The church was opened for public worship under its new name, St Stephen's, on 25 July 1851, and was consecrated on 11 June 1852 by the Bishop of Chichester, Ashurst Turner Gilbert. The Vicar of Brighton's nephew George Wagner became its first vicar; he was an adherent of the mid-19th century idea that Gothic architecture was the only appropriate design for Anglican churches, and regarded the Classical building as "pre-eminently ugly". The church could hold more than 700 worshippers, and approximately one-quarter of the pews were free (not subject to pew rents). It attracted a mostly poor congregation.
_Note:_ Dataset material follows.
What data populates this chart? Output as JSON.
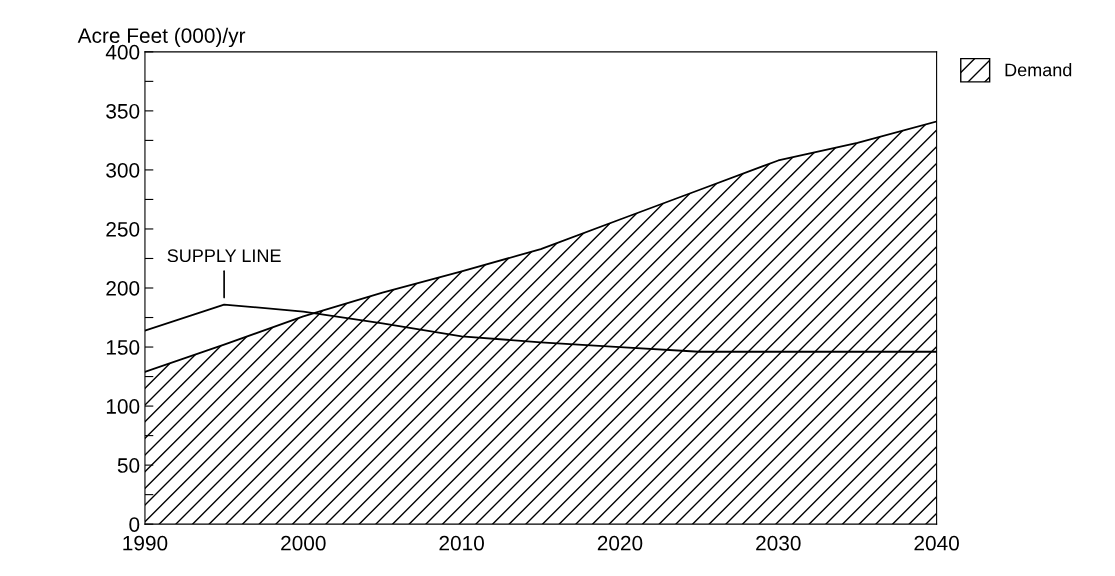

Some internal changes were made over the next 90 years, but Rev. Charles Douglas's plans for a new Byzantine-style church on the site, announced in the 1860s, were not realised. A porch and vestry were built in 1868, and new lectern, altar rails, organ and pulpits were put in. Arthur Blomfield carried out further renovation work in 1889. In the 1930s the church became associated with The Anglican Diocese of Chichester's Healing Ministry, under the leadership of the Revd. John Maillard, and it was closed in 1939 and converted into the Diocese of Chichester's Institute for the Deaf and Dumb. In 1974, this moved to a building next to the former St John the Evangelist's Church on Carlton Hill. In 1988, a local housing association acquired the building and converted it into the First Base Day Centre for homeless people. Crunden's interior, which had survived largely intact since he built the ballroom in 1766, was damaged by fire soon after the day centre opened, but it has been restored.

==Architecture==
John Crunden designed the Castle Inn ballroom in the Adam style, which is still discernible in the interior despite the many changes of use the building has experienced. The internal walls had elaborate pilasters decorated with scrolls and friezes, and at the north and south ends there were recessed areas separated from the main section by columns. Between the pilasters were a series of wall paintings. When the building was re-erected at Montpelier Place, galleries were added above the north and south recesses. In contrast to the Adamesque interior, the church was given a plain stuccoed Classical frontage facing Montpelier Place, with Doric pilasters below a pediment and cornice, topped by a lantern. The east and west faces have arched windows. Local architect George Cheeseman was responsible for this work. The porch, a later addition, has three bays with arched windows in the outer pair and the entrance door in the centre.

==The building today==
St Stephen's Church was listed at Grade II* by English Heritage on 13 October 1952. This status is given to "particularly important buildings of more than special interest". As of February 2001, it was one of 70 Grade II*-listed buildings and structures, and 1,218 listed buildings of all grades, in the city of Brighton and Hove.

The First Base Day Centre, as the building is now known, is run by Brighton Housing Trust. It was established in the 1960s and now has several sites in the city. About 100 people use the centre daily. Since the trust acquired the building, it has made several internal alterations.